First, uprooting and replicating the deep and complex supply chain ecosystems in East Asia, which have been fortified over three decades, will incur substantial costs and require significant resources. More importantly, reestablishing efficient global value chains will require trust and operational efficiency to be built among new companies, buyers and suppliers over a long period of time.

Second, East Asia's abundant labor supply and lower labor costs, coupled with efficient infrastructure and high market access, make it a sweet spot for global value chain investments.

While African competitors may offer cheaper labor, their skill levels are relatively low compared to those in East Asia. And while emerging economies in Europe might have better infrastructure and labor skills, their higher labor costs give East Asian economies a competitive advantage.

Third, relocating away from East Asia could mean missing out on opportunities offered by a rapidly growing middle class. The rise of factory Asia has already established the region's competitiveness in manufacturing. The rapid increase in household incomes in East Asia is leading the pivot to shopper Asia, which will continue to attract multinationals to manufacture goods in the region to meet rising middle-class demands.

By 2030, East Asia could account for almost half of global urban consumption growth. China's expanding middle class could consume more than $10 trillion worth of goods and services annually, while Southeast Asia's middle class could increase sharply to more than 160 million households.

For a multinational company, having a presence in East Asia has become a necessity in order to reap the benefits of this consumer potential. The presence of foreign automakers in China -- the world's largest producer of automobiles, mostly for domestic use -- is one good example.

Mercedes-Benz cars on display at a showroom in Lanzhou, China, pictured in April 2019: having a presence in East Asia has become a necessity in order to reap the benefits of consumer potential.   © Imaginechina/AP

Lastly, East Asia's strong technological absorption and embrace of digital transformation are an advantage in an increasingly digital world. Even before the pandemic, East Asia was already home to several tech giants and key patent owners. Along with its young and tech-savvy population, it is well-positioned to attract and leverage technology-driven global value chains.

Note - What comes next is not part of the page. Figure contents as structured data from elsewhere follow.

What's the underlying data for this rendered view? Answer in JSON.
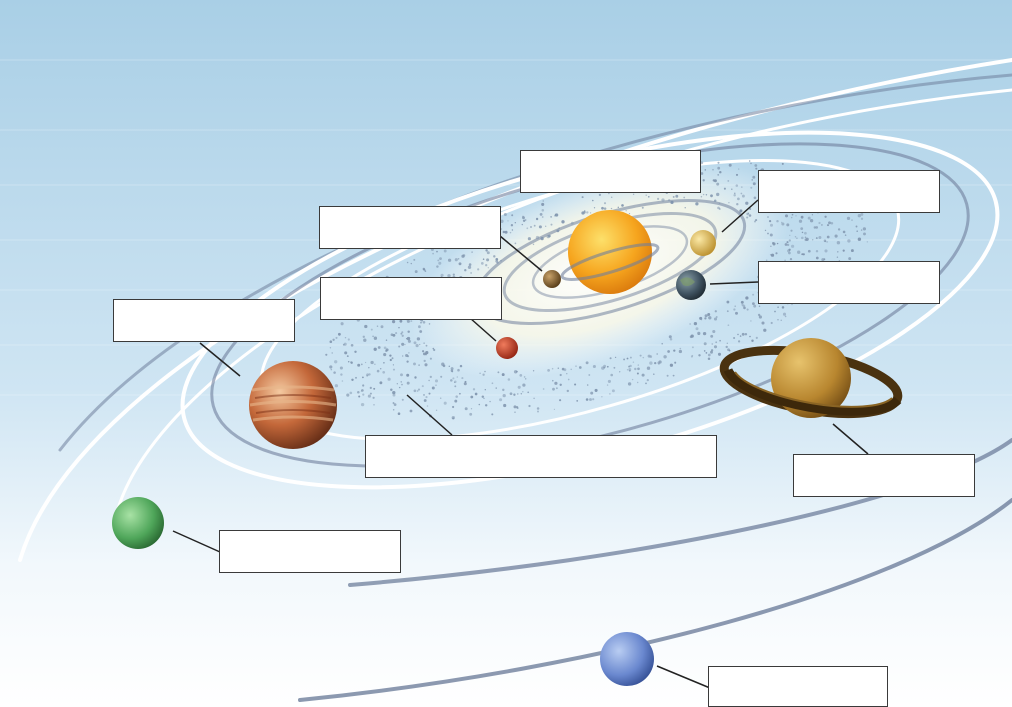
{
  "diagram": {
    "colors": {
      "sky_top": "#a9cfe6",
      "sky_bottom": "#e9f4fb",
      "orbit_light": "#ffffff",
      "orbit_dark": "#6f7f9c",
      "asteroid": "#7f94ad",
      "sun": "#f3a01c",
      "label_border": "#3a3a3a"
    },
    "bodies": [
      {
        "id": "sun",
        "icon": "sun-icon"
      },
      {
        "id": "small-planet-left",
        "icon": "planet-icon"
      },
      {
        "id": "small-planet-yellow",
        "icon": "planet-icon"
      },
      {
        "id": "small-planet-earthlike",
        "icon": "planet-icon"
      },
      {
        "id": "small-planet-red",
        "icon": "planet-icon"
      },
      {
        "id": "ringed-planet",
        "icon": "ringed-planet-icon"
      },
      {
        "id": "banded-planet",
        "icon": "planet-icon"
      },
      {
        "id": "green-planet",
        "icon": "planet-icon"
      },
      {
        "id": "blue-planet",
        "icon": "planet-icon"
      },
      {
        "id": "asteroid-belt",
        "icon": "asteroid-belt-icon"
      }
    ],
    "labels": [
      "",
      "",
      "",
      "",
      "",
      "",
      "",
      "",
      "",
      ""
    ]
  }
}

In its pursuit of growth, East Asia must not rest on its laurels and must continue to evolve. Low labor costs will always be attractive, but, as the pandemic has highlighted, the quality of institutions, human capital and infrastructure can outweigh cost considerations when it comes to global value chain strategies.

And before technology renders any cost advantage moot, East Asia must quickly upgrade itself to maintain its role in post-pandemic global value chains -- one that relies on efficiency, resilience and technology, not merely on cost.

Governments must adopt targeted and well-designed policies to reap the long-term benefits of global value chains. They need to invest in R&D, employ stronger intellectual property rights protection, make digitalization inclusive and push for closer regional integration, among other things.

Still, success will be contingent on proactive and flexible policymaking, and authorities must craft strategies that focus on the Fourth Industrial Revolution-targeted infrastructures, more resilient crisis policy frameworks and environmentally sustainable policies.

Global value chains will indeed undergo significant changes after COVID-19. But East Asia -- with its strong macroeconomic fundamentals, deep ecosystem of supply chains and disciplined policy framework -- will remain an important development location for them.